Sustaining Creative and Critical Communities

Wednesday, 10 October, 2018 - 19:30
Co-Up, Adalbertstr. 8
Language: 
Englisch

This evening looks into different models, experiences and utopias of organizing in network or collective structures, and of inspiring community building - all with a focus on artists, musicians, and people working in music. How can we build creative and critical ecosystems that are based on mutual support and working together? How can we shape and create our creative and critical spaces, structures and interactions - so that we all can thrive in them together in the longer term?

The discussion brings diverse community experiences together - from international digitally connected networks to locally organizing collectives. A focus will be the sustainability of community structures and processes. How to deal with issues that may lead to a break-up of community structures, like conflict, imbalanced responsibilities, draining decision making processes etc.? What are best practices, and what is unavoidable but worth the effort? How can people stay inspired, committed, interested? Does the size of a group matter? Who is in and who is out? How to deal with money, how with ownership? How to define individual/community success? What are experiences with legal and administrative structures in running a collective? What are different models of working in a network, collective or community and what can they achieve?

Music creates community, maybe more than any other artistic expression. The discussion will also take a look into supporting and empowering the communities that form as a result of our practice - like people that gather regularly for a party series or regular guests at a specific music venue. Music helps like minded people find each other IRL. And through this more can happen eventually than just this one party series - e.g. through the connections and conversations established, through people getting inspired to do their own activities (together). What are experiences with community building around music, and especially with a connected critical attitude?

“Creative” and “critical” are regarded closely together in this conversation, dealing with communities or collectives that share some political, social or cultural ideal as a foundation of their practice.

The event is organized in cooperation between Music Pool Berlin and Interflugs.

Participants:

Susanne Kirchmayr aka Electric Indigo works as musician, composer and DJ. She started her career 1989 in Vienna, lived in Berlin from 1993 to 1996, founded the database and network for women in electronic music and digital arts "female:pressure" in 1998 and has received several awards in Austria and Germany. Her debut album “5 1 1 5 9 3“ was released on Imbalance Computer Music in spring 2018.

Ari Robey-Lawrence aka The Neighbourhood Character is a Berlin-based producer and  selector who hosts a monthly show at Berlin Community Radio. Her Ph.D research, Shaking Habits (Goldsmiths UK), aims to enumerate strategies implemented by marginalised electronic musicians and performers who incorporate multicultural politics and praxes of difference into their creative persona(s), or into their unique approach(es) toward working in the dance music industry. Ari has recently spearheaded the establishment of the wood // work collective, an intersectional and non-binary / queer collective conceived with the purpose to create alternative avenues for socio-cultural mobility, professional self-empowerment, and transnational interchange in creative industries. Since 2014, Ari acts as a core co-organiser and a resident DJ at Raumweiterungshalle.

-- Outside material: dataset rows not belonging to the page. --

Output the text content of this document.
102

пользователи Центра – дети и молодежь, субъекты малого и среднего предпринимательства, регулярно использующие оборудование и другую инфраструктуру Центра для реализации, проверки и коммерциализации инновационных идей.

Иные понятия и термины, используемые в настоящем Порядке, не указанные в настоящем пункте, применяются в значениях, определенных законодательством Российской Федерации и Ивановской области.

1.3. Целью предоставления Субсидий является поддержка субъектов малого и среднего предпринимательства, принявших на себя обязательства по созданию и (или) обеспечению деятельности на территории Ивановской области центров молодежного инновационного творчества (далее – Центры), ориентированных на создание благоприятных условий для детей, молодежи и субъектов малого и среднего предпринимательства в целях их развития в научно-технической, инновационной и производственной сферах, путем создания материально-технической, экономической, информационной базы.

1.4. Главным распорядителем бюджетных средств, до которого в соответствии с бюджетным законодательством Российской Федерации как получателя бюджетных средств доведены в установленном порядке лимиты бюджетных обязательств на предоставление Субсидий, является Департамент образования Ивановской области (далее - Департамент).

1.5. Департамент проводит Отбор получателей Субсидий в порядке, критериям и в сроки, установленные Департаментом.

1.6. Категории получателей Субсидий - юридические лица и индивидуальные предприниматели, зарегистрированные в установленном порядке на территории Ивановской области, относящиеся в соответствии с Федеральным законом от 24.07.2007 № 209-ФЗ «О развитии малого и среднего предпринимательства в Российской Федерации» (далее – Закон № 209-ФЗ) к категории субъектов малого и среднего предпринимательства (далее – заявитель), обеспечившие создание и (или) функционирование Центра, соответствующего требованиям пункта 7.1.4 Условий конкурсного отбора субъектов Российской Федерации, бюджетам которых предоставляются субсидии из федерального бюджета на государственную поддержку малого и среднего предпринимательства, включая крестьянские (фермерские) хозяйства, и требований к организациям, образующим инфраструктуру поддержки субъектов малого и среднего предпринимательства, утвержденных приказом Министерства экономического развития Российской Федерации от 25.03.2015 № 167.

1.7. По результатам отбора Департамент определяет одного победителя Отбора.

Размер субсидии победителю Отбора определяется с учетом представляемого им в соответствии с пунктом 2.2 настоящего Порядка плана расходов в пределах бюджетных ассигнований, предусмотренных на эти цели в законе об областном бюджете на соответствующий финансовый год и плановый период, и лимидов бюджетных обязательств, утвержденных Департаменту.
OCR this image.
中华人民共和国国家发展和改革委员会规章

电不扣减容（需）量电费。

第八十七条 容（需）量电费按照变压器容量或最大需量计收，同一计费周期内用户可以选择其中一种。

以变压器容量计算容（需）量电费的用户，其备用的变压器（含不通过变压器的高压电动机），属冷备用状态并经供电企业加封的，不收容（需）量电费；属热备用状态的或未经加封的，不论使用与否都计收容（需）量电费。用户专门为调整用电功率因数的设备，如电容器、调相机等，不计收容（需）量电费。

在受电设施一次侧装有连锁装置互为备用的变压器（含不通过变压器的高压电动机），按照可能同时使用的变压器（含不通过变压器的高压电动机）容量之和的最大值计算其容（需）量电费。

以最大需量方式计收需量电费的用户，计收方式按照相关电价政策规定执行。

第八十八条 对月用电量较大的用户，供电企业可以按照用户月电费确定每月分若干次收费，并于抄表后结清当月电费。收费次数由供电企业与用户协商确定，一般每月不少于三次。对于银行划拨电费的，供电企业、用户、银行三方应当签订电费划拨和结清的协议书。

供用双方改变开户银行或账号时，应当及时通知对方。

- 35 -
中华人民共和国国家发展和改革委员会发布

İpek İpekçioğlu aka DJ Ipek is a Berlin/Istanbul based DJ, producer and curator. Her work focuses on women-, migration-, queer and gender-related issues in contemporary and daily socio-political levels. DJ Ipek has performed in reputational electronic music festivals and has participated in a variety intercultural acts around the globe. In 2017, she has curated disPlaced – rePlaced: Cultural Transition of Istanbul and Berlin at Radialsystem, Berlin.

Daniela Seitz is a researcher, curator, DJ and cultural manager who makes things happen. As director and co-founder of Creamcake — a platform dedicated to exploring the impact of the Internet on music at the intersection of art and technology - Seitz creates new spaces for action and reflection. Approaching digital change with a fundamental openness and flexibility, she initiates and organizes concerts, performances, workshops, lectures, digital projects, and exhibitions. These include political event series Europool, experimental conference '<Interrupted = “Cyfem and Queer>', and an annual “new hybrid” festival called 3hd. Cooperating with a number of institutions, Creamcake is positioned as an open and queer organization, presenting visionary, experimental and non-conformist sounds from the outset. 

LINNÉA - Born in Sweden and currently based in Berlin, Linnéa Palmestål is a resident DJ at the popular TRADE party at OHM, as well as the main teacher and co-founder of the No Shade mentoring and training program for female, trans and non-binary beginner DJ’s - that is slowly growing into a collective. LINNÉA’s energizing, au-courant sets span glossy trap, futuristic grime, R&B, neo-reggaeton and other hybrid styles that challenge the Euro step/touch hegemony. LINNÉA’s first EP is currently in the works and a release is to be expected in 2018.